- Designer Rosario Parrinello & Minacciolo
Mina Mare | Kitchen
Steel kitchen with a breakfast bar tiled in lava stone
A novel worktop that evokes the tradition of Italian master craftsmen. This is the new functional/aesthetic addition to the Mina mare kitchen, the popular multifunctional island from the Treviso-based company Minacciolo, which combines tradition with cutting-edge technology.
Modern lines, contemporary style, and sophisticated harmony are just a few of the phrases that could be used to describe this new option for the Minà kitchen. The multifunctional island offers a different concept, a design that returns texture to the kitchen, enhancing tactile feel while also providing visual appeal. A coveted new addition.
Minà features a pewter-plated steel worktop combined with a breakfast bar tiled in lava stone. This exquisite artisanal product is made by laying Sicilian glazed volcanic stone tiles over a water-repellent support. The stone is quarried from the bottom of lava flows at the foot of Mt. Etna, and crafted to create tiles in custom sizes.
The final step in the extraordinary production process is hand-decorating the tiles using special artistic techniques. The result is a product that is highly resistant to chemical, physical and mechanical stress, as well as freezing, wear, and stains, making the kitchen worktop a work of art that offers excellent technical performance.
This unmistakable and original worktop is the perfect complement to the black graphite embossed steel used for the Minà island. A kitchen unparalleled in terms of design, materials and worktop options, which Minacciolo always selects from among the finest Made in Italy products.
The first step in producing a glazed volcanic stone product involves choosing the volcanic stone support, which must come from the bottom of the lava flow rather than the surface. The stone is quarried from the bottom of the lava flow at the foot of Mt. Etna and the formless rock is then worked to produce tiles of the desired size. The compact grey stone tiles are then prepared for transfer to the artistic department.

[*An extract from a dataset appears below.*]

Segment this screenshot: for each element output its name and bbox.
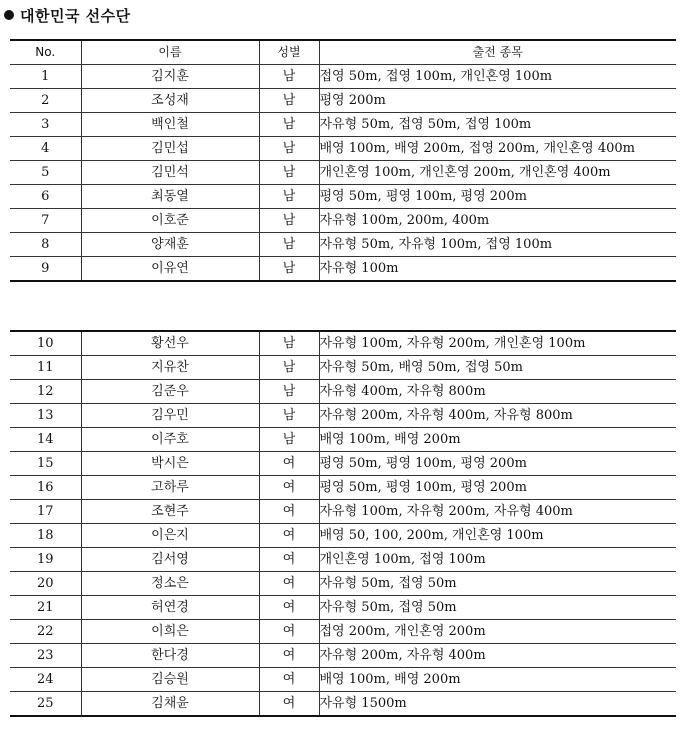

The stone tiles are covered with a layer of ceramic glaze approximately 3 mm thick, and dried for at least 12 hours. The next step in the production process is decoration using special artistic techniques. The final, equally long step is firing the tiles at a temperature of about 1000° for approximately 24 hours, which fuses the glaze and the colors of the decoration to the volcanic stone to create a single piece.